Devlin suggested that without the deployment of an additional U.S.
military division — 15,000 to 20,000 troops — plus billions of
dollars in aid to the province, “there is nothing” U.S. troops “can
do to influence” the insurgency.

He described al-Qaeda in Iraq as the “dominate organization of
influence in al-Anbar,” surpassing all other groups, the Iraqi
government and U.S. troops “in its ability to control the day-to-day
life of the average Sunni.”

Al-Qaeda itself, now an “integral part of the social fabric of
western Iraq,” has become so entrenched, autonomous and financially
independent that U.S. forces no longer have the option “for a
decapitating strike that would cripple the organization,” the report
says. That is why, it says, the death of al-Qaeda in Iraq leader Abu
Musab al-Zarqawi in June “had so little impact on the structure and
capabilities of al-Qaeda,” especially in Anbar province.

The senior intelligence official, who spoke on the condition of
anonymity because of the sensitivity of his work, said yesterday that
he largely agrees with Devlin’s assessment, except that he thinks it
overstates the role of al-Qaeda in the province. “We argue that it is
a major element in Anbar, but it is not the largest or most dominant
group,” he said.

In a final section of the report, titled “Way Ahead,” Devlin outlined
several possibilities for bringing stability to the area, including
establishing a Sunni state in Anbar, creating a local paramilitary
force to protect Sunnis and to offset Iranian influence, shifting
local budget controls, and strengthening a committed Iraqi police
force that has “proven remarkably resilient in most areas.”
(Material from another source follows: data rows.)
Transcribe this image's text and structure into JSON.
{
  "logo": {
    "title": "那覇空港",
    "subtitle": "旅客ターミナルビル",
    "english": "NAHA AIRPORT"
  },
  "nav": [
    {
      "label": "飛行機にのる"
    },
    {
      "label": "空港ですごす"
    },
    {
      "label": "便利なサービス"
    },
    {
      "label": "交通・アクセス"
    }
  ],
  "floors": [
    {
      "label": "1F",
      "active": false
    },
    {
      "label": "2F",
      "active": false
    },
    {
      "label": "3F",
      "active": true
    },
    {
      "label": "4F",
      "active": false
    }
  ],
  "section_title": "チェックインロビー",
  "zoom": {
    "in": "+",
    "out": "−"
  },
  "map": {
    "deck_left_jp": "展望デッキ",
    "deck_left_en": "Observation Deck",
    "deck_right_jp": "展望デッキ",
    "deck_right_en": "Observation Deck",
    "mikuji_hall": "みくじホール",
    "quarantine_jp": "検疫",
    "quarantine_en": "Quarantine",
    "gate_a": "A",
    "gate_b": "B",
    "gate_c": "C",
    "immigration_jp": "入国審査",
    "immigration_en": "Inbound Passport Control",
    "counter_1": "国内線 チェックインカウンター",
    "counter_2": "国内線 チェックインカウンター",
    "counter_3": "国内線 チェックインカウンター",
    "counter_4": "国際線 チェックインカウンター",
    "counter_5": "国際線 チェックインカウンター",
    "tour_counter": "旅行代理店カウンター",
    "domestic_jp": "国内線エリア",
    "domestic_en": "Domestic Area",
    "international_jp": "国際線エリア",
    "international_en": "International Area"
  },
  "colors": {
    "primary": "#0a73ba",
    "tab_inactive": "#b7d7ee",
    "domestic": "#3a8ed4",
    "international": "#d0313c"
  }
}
Devlin ended the assessment by saying that while violence has surged,
the presence of U.S. troops in Anbar has had “a real suppressive
effect on the insurgency.” He said the suffering of “Anbar’s citizens
undoubtedly would be far worse now if it was not for the very
effective efforts” of U.S. forces.

The Marine Corps headquarters had no comment on the August report or
the updated assessment, Lt. Col. Scott J. Fazekas, a spokesman, said
yesterday.

Staff researcher Julie Tate contributed to this report.